Le coordinateur des Nations unies au Liban, Jan Kubis. Photo d'archives AFP
Le coordinateur spécial de l'ONU pour le Liban, Jan Kubis, est revenu jeudi sur les violences de ce début de semaine à Tripoli (Nord) et a appelé les "élites politiques" à former sans tarder un gouvernement "efficace", attendu depuis août, estimant que "le peuple ne peut plus tolérer la chute libre (du pays, ndlr) vers les abysses". Le Liban traverse depuis des mois une grave crise financière et socioéconomique, aggravée par la pandémie de coronavirus.

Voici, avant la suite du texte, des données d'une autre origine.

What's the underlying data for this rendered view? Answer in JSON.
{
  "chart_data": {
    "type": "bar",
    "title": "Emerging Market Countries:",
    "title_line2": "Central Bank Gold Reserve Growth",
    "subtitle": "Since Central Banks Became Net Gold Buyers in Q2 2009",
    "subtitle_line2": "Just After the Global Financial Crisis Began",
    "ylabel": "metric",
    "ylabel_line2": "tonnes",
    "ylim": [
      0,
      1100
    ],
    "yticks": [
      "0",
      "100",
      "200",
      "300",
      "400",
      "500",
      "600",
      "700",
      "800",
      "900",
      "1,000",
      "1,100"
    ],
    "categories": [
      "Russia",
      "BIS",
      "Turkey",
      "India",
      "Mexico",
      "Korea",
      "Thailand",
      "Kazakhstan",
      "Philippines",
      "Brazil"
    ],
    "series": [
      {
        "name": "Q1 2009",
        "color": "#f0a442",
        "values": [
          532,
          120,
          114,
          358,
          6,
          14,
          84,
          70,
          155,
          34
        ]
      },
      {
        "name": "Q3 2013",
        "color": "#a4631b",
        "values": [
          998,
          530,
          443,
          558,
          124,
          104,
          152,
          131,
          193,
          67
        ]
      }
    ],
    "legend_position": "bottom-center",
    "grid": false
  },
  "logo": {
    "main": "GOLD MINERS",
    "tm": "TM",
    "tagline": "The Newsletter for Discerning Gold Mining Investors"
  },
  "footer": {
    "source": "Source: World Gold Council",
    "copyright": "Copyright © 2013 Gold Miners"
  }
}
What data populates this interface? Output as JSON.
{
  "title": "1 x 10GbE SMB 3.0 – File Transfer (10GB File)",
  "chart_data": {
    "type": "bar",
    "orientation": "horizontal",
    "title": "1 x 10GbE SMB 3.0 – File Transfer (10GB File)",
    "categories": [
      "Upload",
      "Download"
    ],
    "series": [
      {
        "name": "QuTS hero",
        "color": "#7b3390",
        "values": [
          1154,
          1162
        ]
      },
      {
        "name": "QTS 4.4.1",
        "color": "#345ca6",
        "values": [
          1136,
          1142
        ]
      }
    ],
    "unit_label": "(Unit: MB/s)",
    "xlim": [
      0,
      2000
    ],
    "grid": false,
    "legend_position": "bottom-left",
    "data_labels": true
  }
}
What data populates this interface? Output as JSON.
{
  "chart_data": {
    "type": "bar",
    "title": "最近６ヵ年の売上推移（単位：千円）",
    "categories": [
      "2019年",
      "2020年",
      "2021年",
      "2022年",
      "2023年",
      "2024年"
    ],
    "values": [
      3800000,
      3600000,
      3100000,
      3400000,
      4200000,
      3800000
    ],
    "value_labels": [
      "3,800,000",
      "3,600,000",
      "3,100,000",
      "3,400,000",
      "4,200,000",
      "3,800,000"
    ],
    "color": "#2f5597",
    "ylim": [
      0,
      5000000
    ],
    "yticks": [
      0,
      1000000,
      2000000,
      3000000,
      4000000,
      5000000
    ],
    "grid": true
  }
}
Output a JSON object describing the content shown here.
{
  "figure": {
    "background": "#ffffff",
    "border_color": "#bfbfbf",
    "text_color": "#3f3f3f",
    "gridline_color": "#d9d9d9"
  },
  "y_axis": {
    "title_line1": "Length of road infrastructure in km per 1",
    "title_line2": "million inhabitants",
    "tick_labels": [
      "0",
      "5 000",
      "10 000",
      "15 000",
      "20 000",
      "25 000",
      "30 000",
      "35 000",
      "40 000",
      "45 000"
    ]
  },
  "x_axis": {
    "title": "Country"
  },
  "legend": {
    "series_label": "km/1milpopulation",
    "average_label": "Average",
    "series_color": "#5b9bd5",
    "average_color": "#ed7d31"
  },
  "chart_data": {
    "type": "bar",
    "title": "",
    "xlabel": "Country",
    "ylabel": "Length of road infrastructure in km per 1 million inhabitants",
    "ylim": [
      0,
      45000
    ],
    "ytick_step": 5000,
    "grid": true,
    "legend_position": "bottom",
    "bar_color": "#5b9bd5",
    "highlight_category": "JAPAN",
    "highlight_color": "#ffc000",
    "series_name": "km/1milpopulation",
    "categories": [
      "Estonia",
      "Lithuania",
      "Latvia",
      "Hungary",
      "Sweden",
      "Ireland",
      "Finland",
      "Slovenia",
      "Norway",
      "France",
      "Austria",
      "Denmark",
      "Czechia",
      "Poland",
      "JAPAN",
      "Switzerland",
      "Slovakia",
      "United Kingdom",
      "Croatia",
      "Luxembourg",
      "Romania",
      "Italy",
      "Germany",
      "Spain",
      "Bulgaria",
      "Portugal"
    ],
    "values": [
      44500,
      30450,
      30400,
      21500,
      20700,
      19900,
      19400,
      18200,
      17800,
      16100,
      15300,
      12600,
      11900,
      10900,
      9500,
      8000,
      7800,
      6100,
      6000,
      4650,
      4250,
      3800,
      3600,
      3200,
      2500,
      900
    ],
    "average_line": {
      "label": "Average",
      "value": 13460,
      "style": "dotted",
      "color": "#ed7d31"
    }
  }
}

Dans un tweet, le diplomate a estimé que "la violence qui s'intensifie, surtout lors des manifestations à Tripoli, avec de nombreux blessés (...), est un nouveau message envoyé aux élites politiques : formez un gouvernement efficace sans plus tarder". "Le peuple ne peut plus tolérer cette chute libre vers les abysses", a-t-il ajouté.
Depuis le début de la semaine, des centaines de protestataires descendent dans les rues du Liban, dans différentes régions, afin de protester contre les mesures strictes de confinement mises en place pour lutter contre la pandémie de coronavirus, qui empêchent une grande partie de la population de subvenir à ses besoins et de percevoir un revenu, alors que l'Etat n'a versé aucune compensation. A Tripoli, la ville la plus pauvre du Liban, les manifestations prennent, depuis lundi soir, un tour violent et dégénèrent quotidiennement en affrontements avec les forces de l'ordre, qui ont fait plusieurs centaines de blessés.
M. Kubis quittera début février ses fonctions à Beyrouth, après avoir été nommé envoyé spécial pour la Libye et chef de la Mission d’appui des Nations Unies en Libye (Manul). Il était en poste au Liban depuis 2019, et s’est distingué par une empathie claire à l’égard du mouvement de contestation du 17 octobre 2019 et une attitude très sévère à l’égard de la classe dirigeante libanaise. L'ONU n'a pas encore annoncé l'identité de son remplaçant au Liban.